Gull agrees that the killer shows a remarkable knowledge of anatomy, but Abberline's superior, Sir Charles Warren (Ian Richardson), seems curiously reluctant to allow the case to proceed. Frustrated, Abberline turns to the suspicious Mary for help. Together, they track down Ann Crook, missing since the first murder. Abberline uncovers links to the Special Branch, a secret police unit, and the Freemasons, a quasi-religious sect. But he is powerless to prevent further killings--even when the evidence points to Mary as the next victim.

Set almost entirely within the slums of Whitechapel, From Hell revels in dank boarding houses, smoke-filled saloons, and fearsome hansom cabs that career through narrow streets. The filmmakers have concocted a sinister world in which grapes are considered luxuries, where the police are at the service of a largely corrupt upper class, and where lobotomies are delivered without anesthesia. The adroit script combines several genres, from horror to film noir to period spectacle, while remaining true to their traditions. As a mystery, it offers a half-dozen suspects, arcane clues, and murky conspiracy theories involving clandestine sects. As a romance, it gives us doomed lovers who are betrayed at every turn. The horror elements are especially satisfying. The slashing, jarring violence feels accurate and chilling, but directors Allen and Albert Hughes use gore judiciously and resist cheap shocks.
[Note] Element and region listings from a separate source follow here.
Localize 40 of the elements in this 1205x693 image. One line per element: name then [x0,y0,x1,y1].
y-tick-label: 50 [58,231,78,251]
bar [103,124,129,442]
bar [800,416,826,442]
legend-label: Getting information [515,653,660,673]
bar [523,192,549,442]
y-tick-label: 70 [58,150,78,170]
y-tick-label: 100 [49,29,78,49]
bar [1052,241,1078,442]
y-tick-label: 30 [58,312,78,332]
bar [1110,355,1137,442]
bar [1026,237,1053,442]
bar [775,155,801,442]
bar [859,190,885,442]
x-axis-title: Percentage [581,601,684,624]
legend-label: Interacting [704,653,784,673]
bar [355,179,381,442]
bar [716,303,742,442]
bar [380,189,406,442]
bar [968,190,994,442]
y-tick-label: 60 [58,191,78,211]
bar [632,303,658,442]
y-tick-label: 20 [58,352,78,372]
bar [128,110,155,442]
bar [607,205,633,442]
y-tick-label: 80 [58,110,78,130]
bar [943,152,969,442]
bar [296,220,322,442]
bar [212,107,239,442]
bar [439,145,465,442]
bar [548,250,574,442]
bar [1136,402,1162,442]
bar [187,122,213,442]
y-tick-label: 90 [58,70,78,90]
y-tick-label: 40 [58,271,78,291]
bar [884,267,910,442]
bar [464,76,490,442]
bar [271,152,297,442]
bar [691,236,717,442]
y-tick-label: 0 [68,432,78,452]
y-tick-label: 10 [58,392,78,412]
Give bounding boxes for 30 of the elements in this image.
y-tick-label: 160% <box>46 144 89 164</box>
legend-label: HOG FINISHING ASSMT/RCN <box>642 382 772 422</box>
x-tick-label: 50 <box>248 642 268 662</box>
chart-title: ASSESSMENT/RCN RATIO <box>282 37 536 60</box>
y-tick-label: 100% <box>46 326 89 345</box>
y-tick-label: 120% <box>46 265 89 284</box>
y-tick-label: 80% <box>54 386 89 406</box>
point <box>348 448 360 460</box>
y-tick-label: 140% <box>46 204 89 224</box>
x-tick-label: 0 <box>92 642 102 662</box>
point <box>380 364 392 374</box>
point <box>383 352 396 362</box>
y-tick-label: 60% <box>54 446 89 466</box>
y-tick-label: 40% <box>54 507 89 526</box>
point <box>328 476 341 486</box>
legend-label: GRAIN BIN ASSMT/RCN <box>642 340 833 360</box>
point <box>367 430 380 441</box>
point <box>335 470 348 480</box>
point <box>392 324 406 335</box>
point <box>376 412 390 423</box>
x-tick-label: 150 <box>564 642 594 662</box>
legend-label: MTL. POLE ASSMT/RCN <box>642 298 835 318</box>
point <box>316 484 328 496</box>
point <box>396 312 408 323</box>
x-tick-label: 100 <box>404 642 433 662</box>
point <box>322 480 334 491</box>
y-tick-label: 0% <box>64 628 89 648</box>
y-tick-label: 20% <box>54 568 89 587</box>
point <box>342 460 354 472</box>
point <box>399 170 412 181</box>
Depp, sporting a working-class British accent, has finally found an anti-hero role that works. Given his character's past, and the scope of the conspiracy he faces, it's no wonder he is prone to paranoia and despair. The largely British supporting cast is a delight, especially the Ians Holm and Richardson, whose work evokes the best of Hammer Films. Literate and entertaining, From Hell should help erase the memory of the more dismal slasher movies of the past.